Known as Danielé and Alizée, another two Galileo FOC* satellites developed and built by OHB System AG have been successfully launched on board a Soyuz launcher, which lifted off from the Kourou space center in French-Guiana today at 10:48 CEST on May 24.
Less than four hours later, the satellites reached their planned orbit at an altitude of around 23,000 kilometers. Shortly after, they sent their first sign of life to the ESOC Control Center in Darmstadt. Over the next few days, the two satellites will be undergoing preliminary function testing.
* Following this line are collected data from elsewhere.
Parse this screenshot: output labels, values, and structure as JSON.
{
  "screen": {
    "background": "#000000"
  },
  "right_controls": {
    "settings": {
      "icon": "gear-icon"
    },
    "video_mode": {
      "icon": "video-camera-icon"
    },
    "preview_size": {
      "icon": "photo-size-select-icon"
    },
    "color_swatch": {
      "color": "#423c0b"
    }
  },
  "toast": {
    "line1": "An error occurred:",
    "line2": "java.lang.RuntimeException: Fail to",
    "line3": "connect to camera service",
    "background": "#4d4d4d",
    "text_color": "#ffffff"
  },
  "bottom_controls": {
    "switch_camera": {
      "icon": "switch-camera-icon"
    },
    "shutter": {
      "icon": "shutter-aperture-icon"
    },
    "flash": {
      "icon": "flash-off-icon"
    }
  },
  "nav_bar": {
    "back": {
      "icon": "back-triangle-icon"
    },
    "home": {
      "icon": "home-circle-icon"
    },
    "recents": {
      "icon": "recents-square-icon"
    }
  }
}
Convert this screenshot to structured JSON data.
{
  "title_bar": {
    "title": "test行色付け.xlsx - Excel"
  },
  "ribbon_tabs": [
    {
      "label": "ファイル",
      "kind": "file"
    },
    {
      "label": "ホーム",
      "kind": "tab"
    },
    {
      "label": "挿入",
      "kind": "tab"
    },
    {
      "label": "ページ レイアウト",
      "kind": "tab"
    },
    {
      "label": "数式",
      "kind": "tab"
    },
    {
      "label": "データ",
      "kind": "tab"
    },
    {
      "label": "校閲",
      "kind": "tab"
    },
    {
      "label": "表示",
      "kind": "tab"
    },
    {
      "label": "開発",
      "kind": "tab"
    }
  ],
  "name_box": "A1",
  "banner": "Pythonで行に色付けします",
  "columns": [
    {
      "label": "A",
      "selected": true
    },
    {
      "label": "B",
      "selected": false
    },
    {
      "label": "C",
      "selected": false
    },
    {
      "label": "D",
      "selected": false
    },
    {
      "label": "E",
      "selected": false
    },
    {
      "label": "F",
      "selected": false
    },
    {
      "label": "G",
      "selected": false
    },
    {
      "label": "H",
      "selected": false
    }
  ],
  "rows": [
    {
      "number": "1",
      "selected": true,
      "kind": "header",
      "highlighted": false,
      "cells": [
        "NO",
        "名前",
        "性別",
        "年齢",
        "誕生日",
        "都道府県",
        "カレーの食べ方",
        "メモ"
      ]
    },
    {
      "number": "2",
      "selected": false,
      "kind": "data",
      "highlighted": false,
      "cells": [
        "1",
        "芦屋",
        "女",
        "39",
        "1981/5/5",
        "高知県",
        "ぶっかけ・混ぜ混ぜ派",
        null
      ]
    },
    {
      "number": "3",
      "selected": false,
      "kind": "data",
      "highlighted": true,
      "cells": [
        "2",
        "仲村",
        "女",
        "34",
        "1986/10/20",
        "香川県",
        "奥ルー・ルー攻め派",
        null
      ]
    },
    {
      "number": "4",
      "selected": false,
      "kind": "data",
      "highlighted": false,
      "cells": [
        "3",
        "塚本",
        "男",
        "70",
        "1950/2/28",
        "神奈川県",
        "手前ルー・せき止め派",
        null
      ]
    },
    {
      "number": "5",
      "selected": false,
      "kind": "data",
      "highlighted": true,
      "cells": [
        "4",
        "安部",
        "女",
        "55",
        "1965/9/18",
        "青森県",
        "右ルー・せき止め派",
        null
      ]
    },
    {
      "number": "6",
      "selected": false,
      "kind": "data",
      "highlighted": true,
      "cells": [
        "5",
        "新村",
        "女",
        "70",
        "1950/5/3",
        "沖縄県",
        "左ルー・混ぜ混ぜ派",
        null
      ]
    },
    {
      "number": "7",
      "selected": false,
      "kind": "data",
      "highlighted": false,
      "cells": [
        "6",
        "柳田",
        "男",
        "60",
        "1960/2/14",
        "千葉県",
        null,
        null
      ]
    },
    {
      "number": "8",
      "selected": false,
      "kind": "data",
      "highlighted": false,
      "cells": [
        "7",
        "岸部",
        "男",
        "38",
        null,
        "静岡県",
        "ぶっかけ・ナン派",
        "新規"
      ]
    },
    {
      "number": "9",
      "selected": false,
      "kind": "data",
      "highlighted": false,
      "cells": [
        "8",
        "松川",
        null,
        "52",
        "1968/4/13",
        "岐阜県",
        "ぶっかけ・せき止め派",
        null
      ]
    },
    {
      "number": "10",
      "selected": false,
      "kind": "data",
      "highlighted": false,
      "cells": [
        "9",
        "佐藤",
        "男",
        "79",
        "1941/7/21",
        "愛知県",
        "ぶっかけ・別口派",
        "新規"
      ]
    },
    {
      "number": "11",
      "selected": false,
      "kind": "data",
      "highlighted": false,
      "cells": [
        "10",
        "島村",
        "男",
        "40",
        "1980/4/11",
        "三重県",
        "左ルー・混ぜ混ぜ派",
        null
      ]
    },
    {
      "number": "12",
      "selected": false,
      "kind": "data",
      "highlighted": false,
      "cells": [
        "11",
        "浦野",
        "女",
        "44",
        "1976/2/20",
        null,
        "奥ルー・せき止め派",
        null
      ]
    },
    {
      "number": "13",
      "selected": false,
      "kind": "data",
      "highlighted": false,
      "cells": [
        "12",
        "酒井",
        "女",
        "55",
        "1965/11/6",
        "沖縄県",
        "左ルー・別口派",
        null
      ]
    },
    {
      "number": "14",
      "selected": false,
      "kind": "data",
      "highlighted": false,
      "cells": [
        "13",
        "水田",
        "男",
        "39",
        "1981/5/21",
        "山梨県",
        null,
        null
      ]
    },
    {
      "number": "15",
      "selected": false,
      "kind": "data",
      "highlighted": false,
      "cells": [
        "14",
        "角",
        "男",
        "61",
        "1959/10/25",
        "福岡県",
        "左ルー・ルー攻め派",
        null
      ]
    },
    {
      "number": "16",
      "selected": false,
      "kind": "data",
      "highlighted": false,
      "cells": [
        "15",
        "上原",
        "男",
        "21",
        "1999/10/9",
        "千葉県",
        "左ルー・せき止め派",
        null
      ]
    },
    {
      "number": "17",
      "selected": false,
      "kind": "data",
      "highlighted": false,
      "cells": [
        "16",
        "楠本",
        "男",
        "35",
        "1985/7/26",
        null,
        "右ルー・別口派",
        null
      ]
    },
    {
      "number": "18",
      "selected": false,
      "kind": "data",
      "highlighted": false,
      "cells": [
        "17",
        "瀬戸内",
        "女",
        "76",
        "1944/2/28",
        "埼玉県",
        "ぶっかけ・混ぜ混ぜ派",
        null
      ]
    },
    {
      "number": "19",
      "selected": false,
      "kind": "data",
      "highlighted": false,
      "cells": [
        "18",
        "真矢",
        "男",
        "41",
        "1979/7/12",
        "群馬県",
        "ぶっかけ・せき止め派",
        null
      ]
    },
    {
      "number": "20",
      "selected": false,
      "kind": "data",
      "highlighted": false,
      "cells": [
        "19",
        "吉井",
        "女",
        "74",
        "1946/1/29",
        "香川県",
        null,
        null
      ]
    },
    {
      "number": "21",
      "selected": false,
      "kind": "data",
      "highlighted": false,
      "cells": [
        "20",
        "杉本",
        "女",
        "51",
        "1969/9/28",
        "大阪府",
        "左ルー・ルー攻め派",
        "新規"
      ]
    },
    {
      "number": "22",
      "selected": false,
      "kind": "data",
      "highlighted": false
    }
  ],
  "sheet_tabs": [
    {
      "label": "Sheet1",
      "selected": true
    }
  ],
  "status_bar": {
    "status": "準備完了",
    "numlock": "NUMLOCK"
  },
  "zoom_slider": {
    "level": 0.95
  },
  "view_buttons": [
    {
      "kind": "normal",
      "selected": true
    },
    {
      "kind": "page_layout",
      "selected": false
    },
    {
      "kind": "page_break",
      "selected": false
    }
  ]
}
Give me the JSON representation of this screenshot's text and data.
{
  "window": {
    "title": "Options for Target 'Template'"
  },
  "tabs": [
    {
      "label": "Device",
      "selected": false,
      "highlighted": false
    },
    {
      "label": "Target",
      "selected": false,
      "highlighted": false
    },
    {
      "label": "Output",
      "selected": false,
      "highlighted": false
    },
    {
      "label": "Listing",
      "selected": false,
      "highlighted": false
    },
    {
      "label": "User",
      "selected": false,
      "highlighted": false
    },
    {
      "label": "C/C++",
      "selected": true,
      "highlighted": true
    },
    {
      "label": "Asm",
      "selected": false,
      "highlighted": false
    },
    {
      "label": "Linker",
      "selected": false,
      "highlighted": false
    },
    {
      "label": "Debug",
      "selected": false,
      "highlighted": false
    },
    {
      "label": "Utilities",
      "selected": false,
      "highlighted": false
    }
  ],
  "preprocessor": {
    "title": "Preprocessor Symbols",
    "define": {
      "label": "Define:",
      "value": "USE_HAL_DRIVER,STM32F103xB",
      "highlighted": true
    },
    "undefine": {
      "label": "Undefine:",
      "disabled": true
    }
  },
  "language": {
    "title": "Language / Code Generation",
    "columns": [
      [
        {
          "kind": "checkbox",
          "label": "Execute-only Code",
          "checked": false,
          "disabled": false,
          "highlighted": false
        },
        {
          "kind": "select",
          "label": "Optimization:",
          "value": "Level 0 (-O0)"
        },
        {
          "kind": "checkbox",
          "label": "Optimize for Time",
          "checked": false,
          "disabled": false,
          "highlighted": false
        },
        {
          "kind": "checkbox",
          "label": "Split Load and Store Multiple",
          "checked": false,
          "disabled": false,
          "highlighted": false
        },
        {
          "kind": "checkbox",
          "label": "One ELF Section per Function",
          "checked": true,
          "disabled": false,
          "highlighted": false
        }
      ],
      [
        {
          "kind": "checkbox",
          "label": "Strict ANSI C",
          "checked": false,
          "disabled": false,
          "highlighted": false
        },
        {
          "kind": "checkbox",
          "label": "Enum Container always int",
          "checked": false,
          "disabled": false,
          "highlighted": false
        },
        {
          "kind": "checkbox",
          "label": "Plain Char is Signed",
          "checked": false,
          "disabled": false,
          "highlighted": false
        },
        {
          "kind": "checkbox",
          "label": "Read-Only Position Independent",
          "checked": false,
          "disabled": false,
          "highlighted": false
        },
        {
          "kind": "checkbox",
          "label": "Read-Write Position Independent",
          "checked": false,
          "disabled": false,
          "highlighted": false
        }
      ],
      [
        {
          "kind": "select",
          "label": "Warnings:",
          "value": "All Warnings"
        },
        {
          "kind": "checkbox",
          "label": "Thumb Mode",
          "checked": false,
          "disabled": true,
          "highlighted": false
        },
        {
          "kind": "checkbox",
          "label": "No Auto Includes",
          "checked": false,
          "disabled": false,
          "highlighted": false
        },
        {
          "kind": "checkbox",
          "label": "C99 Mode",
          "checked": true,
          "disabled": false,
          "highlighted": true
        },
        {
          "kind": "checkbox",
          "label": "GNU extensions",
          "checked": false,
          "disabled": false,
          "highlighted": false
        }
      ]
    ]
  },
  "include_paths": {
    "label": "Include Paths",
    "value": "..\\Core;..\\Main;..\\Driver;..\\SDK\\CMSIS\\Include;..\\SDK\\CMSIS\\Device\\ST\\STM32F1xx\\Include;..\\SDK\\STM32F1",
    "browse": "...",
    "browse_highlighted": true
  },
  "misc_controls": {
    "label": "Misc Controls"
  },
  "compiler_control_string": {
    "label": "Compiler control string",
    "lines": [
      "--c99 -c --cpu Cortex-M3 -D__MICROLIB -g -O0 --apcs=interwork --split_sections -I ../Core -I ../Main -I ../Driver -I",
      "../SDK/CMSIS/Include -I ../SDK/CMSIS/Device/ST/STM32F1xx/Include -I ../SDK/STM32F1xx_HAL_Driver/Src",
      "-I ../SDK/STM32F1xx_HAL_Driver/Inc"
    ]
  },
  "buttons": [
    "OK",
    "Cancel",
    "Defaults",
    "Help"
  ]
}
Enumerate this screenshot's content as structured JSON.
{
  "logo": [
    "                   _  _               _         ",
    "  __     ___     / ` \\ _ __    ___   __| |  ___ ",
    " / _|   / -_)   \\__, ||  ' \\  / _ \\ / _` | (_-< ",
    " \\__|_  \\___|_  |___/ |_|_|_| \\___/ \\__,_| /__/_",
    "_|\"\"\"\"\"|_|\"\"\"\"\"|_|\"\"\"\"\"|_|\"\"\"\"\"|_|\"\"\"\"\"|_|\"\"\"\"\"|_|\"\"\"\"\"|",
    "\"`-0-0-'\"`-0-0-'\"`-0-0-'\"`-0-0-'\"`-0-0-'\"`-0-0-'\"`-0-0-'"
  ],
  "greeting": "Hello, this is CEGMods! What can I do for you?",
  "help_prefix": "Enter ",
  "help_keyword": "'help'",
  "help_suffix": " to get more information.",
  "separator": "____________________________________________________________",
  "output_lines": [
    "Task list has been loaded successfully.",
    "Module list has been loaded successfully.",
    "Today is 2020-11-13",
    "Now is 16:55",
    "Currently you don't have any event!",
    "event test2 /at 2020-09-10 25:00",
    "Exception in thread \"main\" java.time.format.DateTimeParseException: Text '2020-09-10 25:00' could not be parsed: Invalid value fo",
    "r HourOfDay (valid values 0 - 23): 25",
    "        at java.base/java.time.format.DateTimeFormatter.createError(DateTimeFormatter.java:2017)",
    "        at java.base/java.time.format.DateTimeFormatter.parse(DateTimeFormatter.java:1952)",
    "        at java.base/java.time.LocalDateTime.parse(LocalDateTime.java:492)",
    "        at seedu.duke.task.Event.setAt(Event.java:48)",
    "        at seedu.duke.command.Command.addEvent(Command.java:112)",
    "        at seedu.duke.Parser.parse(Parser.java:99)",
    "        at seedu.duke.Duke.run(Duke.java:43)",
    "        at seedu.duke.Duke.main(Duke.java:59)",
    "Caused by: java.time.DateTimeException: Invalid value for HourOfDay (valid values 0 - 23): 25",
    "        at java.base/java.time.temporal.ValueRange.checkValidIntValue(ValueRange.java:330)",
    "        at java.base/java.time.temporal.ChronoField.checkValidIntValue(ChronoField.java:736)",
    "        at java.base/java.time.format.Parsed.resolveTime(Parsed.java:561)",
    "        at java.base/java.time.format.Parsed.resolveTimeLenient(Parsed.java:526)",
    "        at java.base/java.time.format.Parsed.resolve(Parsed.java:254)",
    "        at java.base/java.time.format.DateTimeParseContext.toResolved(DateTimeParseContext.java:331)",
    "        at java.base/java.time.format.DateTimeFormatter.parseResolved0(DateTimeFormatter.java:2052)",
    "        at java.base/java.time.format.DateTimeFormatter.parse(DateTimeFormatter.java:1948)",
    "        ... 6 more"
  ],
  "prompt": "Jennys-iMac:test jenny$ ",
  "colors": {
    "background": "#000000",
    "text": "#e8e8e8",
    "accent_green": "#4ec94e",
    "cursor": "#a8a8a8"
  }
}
Executive board member, Dr. Ingo Engeln, who is responsible for navigation, said, “Following the successful initialization, a stable connection with the two satellites has been established and the solar panels have been unfolded and correctly aligned towards the sun. All the previously launched Galileo FOC satellites have already demonstrated their full functional and performance capabilities. Our satellite production in Bremen and environmental tests in Noordwijk are proceeding according to schedule.”
In the coming week, the Galileo control center in Oberpfaffenhofen will take over responsibility for controlling Danielé and Alizée on behalf of ESA and the European Commission. Later on also the payloads supplied by SSTL will be set in operation from Oberpfaffenhofen. OHB System AG, being the industrial prime contractor, is responsible for supplying a total of 22 Galileo FOC navigation satellites. This successful launch brings the number of OHB-built satellites in orbit to a new total of ten, with a further 12 to follow. OHB in Bremen is using seven islands in parallel for the production of the Galileo FOC satellites.
OHB System AG is one of the three leading space companies in Europe and is owned by Bremen-based listed, high-tech group OHB SE, where around 2,000 specialists and executives work on key European space programs. With more than three decades of experience, OHB System AG specializes in high-tech solutions for space. This includes low-orbiting and geostationary satellites for Earth Observation (EO), navigation, telecommunications, science and space exploration, as well as systems and experiments for human space flight.